Application of a disease-regulated promoter is a safer mode of local IL-4 gene therapy for arthritis.

Abstract

The application of disease-regulated promoters in local gene therapy for rheumatoid arthritis potentiates the development of a sophisticated treatment that relies on a restricted and fine-tuned supply of biologicals. Although several studies have investigated regulated promoters for achieving effective transgene expression during arthritis, none have explored their potential for minimizing deleterious effects arising from constitutive overexpression of transgenes under naive conditions. Using naive and collagen-induced arthritic mice, we examined the applicability of a hybrid interleukin-1 enhancer/interleukin-6 proximal promoter for achieving efficacious murine interleukin-4 gene therapy under arthritic conditions, while minimizing interleukin-4-induced inflammation under naive conditions. We found strong upregulation of transgene expression in virally transduced knee joints under arthritic conditions compared to levels in naive animals. Besides its responsiveness, the promoter strength proved sufficient for generating therapeutically efficacious levels interleukin-4, as demonstrated by the successful protection against cartilage erosion in collagen-induced arthritis.
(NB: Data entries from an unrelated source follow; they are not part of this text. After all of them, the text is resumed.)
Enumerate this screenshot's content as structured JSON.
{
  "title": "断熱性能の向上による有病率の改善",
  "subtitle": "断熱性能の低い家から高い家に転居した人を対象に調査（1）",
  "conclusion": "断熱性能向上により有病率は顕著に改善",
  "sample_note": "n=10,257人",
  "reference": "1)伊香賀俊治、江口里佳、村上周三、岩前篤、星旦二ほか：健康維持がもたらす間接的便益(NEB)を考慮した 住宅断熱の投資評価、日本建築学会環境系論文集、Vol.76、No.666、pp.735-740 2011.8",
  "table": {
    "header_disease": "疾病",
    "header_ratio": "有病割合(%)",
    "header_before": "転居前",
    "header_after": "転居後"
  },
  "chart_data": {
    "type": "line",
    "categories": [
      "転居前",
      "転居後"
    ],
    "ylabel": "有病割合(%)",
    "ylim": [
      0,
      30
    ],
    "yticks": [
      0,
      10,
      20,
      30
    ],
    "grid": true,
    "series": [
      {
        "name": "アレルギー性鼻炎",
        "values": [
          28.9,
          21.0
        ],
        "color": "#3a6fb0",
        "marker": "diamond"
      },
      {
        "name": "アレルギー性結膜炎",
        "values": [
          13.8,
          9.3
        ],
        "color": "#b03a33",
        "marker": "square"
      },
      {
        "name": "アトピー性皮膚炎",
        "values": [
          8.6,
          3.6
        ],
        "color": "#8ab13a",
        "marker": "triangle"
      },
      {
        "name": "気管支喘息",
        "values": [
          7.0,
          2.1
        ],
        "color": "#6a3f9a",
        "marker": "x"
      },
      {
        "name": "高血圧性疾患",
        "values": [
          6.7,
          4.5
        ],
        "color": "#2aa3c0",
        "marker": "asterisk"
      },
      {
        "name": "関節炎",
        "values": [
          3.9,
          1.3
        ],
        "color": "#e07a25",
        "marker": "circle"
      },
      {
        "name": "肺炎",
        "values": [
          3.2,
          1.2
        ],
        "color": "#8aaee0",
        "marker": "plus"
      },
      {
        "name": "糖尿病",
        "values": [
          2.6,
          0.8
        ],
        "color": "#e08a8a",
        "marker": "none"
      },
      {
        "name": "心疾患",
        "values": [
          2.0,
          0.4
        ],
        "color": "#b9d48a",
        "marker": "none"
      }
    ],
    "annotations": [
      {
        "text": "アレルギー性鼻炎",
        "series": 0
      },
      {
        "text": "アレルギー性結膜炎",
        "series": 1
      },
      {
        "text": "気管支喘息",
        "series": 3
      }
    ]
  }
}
Most importantly, promoter-mediated restriction of the potent chemotactic interleukin-4 in naive animals strongly reduced the amounts of inflammatory cell influx. This study suggests the suitability of the interleukin-1 enhancer/interleukin-6 proximal promoter for the development of a local gene therapy strategy for rheumatoid arthritis that requires fine-tuned and restricted expression of transgenes with a pleiotrophic nature.